Primer on US FDA’s New 510(k) Refuse to Accept Policy

The US Food and Drug Administration’s revised Refuse to Accept (RTA) policy (links to PDF document) for 510(k) applications that lack all required documentation is now in effect. Medical device manufacturers planning to undergo the premarket notification process should familiarize themselves with steps necessary to get their applications back on track in the event that they receive an RTA notice from the FDA.

The agency’s new RTA process is currently in effect, and involves an early review of 510(k) applications to determine whether they are “administratively complete,” or contain all materials necessary for the regulator to conduct a substantive review. The RTA screening precedes the full-blown premarket notification review that determines 510(k) clearance of a device.

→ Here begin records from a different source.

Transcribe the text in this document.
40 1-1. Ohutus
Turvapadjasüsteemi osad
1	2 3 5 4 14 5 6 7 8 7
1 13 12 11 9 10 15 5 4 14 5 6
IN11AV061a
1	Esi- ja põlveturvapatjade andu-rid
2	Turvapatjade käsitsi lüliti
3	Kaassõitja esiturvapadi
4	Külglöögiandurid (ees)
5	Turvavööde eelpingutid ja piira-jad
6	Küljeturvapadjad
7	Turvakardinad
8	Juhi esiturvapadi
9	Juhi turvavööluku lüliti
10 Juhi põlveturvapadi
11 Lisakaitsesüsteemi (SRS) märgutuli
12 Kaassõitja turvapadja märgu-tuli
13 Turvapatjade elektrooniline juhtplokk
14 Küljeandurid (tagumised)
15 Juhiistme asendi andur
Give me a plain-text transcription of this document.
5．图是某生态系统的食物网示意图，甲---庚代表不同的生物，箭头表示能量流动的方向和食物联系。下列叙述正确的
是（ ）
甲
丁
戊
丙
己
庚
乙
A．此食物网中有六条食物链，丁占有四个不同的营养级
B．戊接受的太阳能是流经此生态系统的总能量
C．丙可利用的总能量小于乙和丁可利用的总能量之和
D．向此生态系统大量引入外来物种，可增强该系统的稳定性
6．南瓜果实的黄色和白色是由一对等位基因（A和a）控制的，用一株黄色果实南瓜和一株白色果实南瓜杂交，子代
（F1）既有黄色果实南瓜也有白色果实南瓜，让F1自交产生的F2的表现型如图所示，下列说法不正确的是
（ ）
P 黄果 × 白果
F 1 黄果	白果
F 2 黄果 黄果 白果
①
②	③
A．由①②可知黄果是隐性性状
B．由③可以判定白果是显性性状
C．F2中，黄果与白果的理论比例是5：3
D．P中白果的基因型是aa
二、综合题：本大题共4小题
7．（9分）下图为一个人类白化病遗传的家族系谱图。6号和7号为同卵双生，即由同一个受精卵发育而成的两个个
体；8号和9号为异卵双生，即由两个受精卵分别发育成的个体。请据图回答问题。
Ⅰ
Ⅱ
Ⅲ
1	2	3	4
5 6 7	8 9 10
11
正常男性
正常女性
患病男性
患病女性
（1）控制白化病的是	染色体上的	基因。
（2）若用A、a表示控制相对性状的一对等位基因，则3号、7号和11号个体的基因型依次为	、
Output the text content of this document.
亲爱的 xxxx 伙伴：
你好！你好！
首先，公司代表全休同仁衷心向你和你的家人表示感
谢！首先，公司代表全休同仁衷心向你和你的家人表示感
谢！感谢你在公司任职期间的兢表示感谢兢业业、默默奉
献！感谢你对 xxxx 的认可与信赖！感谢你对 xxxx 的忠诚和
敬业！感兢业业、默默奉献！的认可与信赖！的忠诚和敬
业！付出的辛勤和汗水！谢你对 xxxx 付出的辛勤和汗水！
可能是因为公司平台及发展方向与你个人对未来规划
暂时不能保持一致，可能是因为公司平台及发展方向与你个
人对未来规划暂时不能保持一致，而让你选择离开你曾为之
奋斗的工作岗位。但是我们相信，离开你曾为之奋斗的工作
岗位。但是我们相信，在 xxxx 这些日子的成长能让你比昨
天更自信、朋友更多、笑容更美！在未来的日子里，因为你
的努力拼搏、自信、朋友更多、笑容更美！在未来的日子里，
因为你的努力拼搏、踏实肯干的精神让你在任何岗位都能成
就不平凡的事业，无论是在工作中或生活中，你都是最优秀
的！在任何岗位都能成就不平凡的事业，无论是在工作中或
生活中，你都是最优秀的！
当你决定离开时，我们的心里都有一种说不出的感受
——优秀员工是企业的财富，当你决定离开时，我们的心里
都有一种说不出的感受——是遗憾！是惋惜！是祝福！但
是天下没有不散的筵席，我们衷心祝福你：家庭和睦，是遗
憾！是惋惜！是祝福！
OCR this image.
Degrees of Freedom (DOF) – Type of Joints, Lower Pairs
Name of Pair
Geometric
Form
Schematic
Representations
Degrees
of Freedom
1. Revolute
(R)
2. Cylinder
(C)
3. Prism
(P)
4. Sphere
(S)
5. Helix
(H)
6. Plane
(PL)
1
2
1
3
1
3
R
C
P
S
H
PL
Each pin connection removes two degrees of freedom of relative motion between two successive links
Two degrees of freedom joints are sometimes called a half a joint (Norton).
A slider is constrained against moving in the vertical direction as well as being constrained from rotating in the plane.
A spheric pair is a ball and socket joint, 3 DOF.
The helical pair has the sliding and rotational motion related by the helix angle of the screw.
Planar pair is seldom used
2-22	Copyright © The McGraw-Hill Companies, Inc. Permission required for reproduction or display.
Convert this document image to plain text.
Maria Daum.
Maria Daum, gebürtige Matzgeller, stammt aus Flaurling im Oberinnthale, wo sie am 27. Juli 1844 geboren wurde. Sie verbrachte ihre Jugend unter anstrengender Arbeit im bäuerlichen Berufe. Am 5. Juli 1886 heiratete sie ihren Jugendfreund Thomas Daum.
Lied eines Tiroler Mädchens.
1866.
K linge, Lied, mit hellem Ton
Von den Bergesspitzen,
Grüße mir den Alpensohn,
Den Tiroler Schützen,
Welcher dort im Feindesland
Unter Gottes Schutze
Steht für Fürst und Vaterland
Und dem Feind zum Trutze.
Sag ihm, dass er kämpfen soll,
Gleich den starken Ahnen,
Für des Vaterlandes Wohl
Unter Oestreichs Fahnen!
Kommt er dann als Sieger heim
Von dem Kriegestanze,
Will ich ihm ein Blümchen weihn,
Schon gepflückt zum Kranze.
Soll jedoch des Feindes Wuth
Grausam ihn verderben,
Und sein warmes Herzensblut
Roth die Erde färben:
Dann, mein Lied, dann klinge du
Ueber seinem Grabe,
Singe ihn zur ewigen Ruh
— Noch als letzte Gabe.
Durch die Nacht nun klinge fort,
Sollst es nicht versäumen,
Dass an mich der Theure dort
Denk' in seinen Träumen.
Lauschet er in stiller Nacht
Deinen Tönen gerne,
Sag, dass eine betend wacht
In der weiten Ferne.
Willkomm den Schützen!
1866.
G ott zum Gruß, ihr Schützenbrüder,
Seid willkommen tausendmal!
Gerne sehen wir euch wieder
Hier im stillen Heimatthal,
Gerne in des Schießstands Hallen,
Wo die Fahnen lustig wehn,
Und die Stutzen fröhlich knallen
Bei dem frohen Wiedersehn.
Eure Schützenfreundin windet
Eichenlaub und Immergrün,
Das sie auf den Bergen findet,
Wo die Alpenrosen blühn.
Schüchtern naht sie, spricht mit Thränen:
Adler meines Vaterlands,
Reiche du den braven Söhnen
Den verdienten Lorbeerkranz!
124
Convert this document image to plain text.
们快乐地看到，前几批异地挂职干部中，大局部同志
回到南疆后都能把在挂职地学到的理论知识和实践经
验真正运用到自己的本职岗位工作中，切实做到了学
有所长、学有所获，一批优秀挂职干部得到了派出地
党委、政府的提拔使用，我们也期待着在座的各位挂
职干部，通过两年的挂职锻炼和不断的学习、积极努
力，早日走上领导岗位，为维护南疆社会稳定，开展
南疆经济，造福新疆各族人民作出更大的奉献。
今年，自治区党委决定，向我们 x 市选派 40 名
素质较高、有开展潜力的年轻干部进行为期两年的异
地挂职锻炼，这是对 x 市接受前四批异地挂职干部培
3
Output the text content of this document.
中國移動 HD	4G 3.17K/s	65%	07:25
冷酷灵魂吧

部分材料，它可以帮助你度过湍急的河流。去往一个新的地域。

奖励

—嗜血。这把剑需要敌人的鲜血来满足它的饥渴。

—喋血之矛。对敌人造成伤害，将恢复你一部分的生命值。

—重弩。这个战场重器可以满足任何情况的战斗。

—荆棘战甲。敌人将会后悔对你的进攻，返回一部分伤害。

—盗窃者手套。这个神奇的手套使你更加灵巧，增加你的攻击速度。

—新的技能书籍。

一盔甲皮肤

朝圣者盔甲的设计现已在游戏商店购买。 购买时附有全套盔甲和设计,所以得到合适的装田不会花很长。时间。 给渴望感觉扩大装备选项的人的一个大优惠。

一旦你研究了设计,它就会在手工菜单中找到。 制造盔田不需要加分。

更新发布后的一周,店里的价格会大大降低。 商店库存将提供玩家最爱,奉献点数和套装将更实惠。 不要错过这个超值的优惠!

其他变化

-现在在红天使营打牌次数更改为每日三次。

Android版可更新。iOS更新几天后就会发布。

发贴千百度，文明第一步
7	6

The FDA’s RTA review process includes the following steps:

  1. Upon submission of a 510(k) application, the FDA has 15 days to decide whether to accept that submission based on administrative completeness.
  2. The FDA’s RTA review covers all traditional special and abbreviated 510(k) applications using the Acceptance Checklist found on page 15 of the agency’s RTA guidance from December 2012. If any of the items on the RTA Acceptance Checklist are not found in the 510(k) application, the FDA will notify the applicant in writing of which items are missing.
  3. The applicant may respond to the FDA RTA notice by providing the missing information.
  • Missing information should be included in the file under the applicant’s original 510(k) number.
  • A new submission and user fee are not required to provide the missing information.
  • The applicant may submit only the information requested in the FDA RTA notice.
  • The applicant has 180 days to respond to the FDA RTA notice; if there is no response within that timeframe, the FDA will consider the 510(k) to be withdrawn.

Once the applicant has submitted the missing information to the FDA, another initial review to determine administrative completeness will be done. If the 510(k) application is accepted for substantive review, the FDA will notify the applicant.

Medical device manufacturers may face a delayed path to market in the US if they run afoul of the FDA’s new RTA policy. It is crucial going forward that FDA 510(k) applicants take all steps necessary at the beginning of their registration process to ensure that their submissions are both accurate and complete.